Books that list the Victoria Cross recipients of the First World War

VCs of the First World War is a series of books that list the Victoria Cross recipients of the First World War. The series consists of 13 books written by four different authors, first published under the label Sutton Publishing Limited, part of The History Press. A new paperback edition of the series was commissioned in 2010 under The History Press imprint.

==Books==

===Gerald Gliddon===
Gerald Gliddon wrote eight of the books and has therefore written the majority of the series:
- VCs of the First World War: 1914
- VCs of the First World War: The Somme 1916
- VCs of the First World War: Arras & Messines 1917
- VCs of the First World War: Cambrai 1917
- VCs of the First World War: Spring Offensive 1918
- VCs of the First World War: The Road to Victory 1918
- VCs of the First World War: The Final Days 1918 covers the end of the First World War with the telling of the Battle of the Canal du Nord by seven Victoria Cross recipients, the battle led to the conquest of Cambrai by the Allied Powers. The book covers the remaining six weeks of the war in which 56 people received the Victoria Cross.
- VCs of the First World War: The Sideshows

===Stephen Snelling===

Stephen Snelling wrote 3 books:
- VCs of the First World War: Gallipoli covers the 39 recipients awarded the VC for their actions during the Gallipoli Campaign.
- VCs of the First World War: Passchendaele 1917 covers the 65 recipients awarded the VC for actions during the five month Battle of Passchendaele.
- VCs of the First World War: The Naval VCs covers the recipients in the Royal Navy.

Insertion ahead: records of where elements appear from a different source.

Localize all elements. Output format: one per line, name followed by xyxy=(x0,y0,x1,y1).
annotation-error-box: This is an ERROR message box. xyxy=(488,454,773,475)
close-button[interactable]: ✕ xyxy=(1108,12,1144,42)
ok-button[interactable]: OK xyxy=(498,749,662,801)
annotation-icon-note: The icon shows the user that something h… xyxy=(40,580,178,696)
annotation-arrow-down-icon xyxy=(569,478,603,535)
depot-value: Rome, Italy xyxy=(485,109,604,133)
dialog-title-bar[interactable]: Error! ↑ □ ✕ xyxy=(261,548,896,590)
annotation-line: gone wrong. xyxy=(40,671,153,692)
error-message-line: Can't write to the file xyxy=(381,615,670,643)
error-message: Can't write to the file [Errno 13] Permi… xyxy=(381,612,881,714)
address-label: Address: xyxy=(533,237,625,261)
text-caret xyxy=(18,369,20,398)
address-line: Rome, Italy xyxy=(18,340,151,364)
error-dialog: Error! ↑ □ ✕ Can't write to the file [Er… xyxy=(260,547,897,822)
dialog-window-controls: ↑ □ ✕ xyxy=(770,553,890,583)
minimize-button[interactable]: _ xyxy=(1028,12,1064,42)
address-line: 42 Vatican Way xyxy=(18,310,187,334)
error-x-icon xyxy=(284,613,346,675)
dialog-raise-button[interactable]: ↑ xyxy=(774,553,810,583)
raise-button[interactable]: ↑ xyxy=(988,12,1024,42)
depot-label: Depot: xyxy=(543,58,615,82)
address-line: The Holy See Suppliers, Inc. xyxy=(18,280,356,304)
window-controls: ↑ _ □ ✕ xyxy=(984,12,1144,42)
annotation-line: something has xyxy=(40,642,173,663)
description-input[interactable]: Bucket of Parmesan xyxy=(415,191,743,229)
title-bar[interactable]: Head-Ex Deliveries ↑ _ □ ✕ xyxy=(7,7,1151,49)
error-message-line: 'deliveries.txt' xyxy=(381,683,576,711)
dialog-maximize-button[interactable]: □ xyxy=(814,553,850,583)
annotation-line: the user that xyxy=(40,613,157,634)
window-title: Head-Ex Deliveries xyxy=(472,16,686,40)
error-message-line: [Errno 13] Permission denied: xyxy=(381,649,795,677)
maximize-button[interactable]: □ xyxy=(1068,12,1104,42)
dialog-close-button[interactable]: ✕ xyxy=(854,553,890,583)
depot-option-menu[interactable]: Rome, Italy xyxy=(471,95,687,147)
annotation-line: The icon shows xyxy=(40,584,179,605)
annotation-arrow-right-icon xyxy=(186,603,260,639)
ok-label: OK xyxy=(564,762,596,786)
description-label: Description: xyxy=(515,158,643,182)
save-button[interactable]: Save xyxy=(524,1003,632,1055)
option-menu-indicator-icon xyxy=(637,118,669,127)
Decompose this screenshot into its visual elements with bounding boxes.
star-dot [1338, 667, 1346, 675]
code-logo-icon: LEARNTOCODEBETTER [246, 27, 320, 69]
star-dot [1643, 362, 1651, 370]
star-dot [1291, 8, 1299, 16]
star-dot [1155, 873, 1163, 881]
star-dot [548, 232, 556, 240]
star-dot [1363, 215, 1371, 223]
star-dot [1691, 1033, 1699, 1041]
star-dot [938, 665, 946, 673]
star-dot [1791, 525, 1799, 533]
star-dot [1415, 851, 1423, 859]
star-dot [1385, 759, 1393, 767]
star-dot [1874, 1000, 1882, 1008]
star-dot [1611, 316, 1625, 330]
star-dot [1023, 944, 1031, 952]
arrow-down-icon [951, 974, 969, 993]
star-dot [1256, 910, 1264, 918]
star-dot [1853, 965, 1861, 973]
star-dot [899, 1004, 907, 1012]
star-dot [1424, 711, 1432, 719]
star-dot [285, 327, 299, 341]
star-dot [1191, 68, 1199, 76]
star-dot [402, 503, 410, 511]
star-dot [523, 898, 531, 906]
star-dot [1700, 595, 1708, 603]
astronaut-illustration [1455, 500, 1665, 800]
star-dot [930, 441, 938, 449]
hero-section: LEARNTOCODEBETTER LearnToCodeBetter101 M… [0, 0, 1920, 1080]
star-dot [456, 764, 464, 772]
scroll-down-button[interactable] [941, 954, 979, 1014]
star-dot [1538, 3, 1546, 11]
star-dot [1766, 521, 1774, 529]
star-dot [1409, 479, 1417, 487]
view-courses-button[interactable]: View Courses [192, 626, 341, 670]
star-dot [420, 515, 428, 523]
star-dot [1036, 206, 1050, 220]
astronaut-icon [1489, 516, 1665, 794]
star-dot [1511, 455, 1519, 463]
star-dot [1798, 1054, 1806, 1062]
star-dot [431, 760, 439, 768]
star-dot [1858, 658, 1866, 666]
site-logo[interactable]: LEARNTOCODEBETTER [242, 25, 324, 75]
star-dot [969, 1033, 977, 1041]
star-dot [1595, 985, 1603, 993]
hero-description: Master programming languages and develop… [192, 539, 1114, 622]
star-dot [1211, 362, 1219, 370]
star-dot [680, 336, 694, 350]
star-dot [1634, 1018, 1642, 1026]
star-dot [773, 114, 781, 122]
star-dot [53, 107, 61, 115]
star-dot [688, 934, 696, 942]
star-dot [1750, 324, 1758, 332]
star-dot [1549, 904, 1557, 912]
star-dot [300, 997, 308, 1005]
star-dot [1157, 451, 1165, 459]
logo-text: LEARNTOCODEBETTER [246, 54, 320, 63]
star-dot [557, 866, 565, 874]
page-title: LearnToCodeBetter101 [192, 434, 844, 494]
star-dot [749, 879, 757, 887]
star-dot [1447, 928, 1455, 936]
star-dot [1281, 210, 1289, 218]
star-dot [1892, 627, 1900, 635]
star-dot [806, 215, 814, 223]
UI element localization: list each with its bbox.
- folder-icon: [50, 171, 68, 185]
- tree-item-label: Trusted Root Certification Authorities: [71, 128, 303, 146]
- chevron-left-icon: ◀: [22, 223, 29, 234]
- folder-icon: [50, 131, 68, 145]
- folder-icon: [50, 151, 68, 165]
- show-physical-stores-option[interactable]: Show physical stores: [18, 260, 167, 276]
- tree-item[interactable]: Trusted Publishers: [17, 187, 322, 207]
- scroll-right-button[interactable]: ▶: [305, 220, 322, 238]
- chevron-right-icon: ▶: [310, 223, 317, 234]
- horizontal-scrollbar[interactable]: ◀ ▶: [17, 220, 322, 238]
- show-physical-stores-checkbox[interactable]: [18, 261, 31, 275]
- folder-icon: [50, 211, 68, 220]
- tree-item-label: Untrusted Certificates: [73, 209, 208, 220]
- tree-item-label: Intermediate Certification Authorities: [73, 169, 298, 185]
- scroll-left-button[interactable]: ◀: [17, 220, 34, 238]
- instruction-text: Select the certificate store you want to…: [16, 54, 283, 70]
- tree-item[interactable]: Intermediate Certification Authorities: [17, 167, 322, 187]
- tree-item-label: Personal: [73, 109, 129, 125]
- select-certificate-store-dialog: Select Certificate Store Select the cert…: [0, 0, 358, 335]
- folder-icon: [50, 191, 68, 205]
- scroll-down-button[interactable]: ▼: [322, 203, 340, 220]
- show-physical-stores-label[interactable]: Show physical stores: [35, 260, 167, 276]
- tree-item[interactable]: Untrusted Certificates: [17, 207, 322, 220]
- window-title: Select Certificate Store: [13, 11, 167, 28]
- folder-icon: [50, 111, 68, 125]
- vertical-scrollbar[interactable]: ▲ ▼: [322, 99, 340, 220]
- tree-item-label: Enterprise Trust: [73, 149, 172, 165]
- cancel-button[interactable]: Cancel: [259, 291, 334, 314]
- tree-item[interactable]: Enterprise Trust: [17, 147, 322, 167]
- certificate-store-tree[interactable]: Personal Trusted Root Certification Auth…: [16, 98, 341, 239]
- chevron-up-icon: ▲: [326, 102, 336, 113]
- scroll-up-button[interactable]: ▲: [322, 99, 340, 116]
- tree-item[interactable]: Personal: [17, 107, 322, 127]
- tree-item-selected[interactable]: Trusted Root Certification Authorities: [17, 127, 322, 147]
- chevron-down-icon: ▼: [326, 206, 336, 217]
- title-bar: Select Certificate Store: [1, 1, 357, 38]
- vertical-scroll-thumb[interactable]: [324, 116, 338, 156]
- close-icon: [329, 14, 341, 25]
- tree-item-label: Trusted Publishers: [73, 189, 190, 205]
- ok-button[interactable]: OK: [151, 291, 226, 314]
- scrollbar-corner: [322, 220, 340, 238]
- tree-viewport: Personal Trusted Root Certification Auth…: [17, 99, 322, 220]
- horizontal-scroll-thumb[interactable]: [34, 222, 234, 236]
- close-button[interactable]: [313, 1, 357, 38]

===Peter Cooksley and Peter F Batchelor===

- VCs of the First World War: The Air VCs covers the recipients awarded the VC for actions in the air, this includes the Royal Naval Air Service, Royal Flying Corps and Royal Air Force.

===Peter F Batchelor and Christopher Matson===

- VCs of the First World War: The Western Front 1915 covers the recipients from the action on the Western Front in 1915.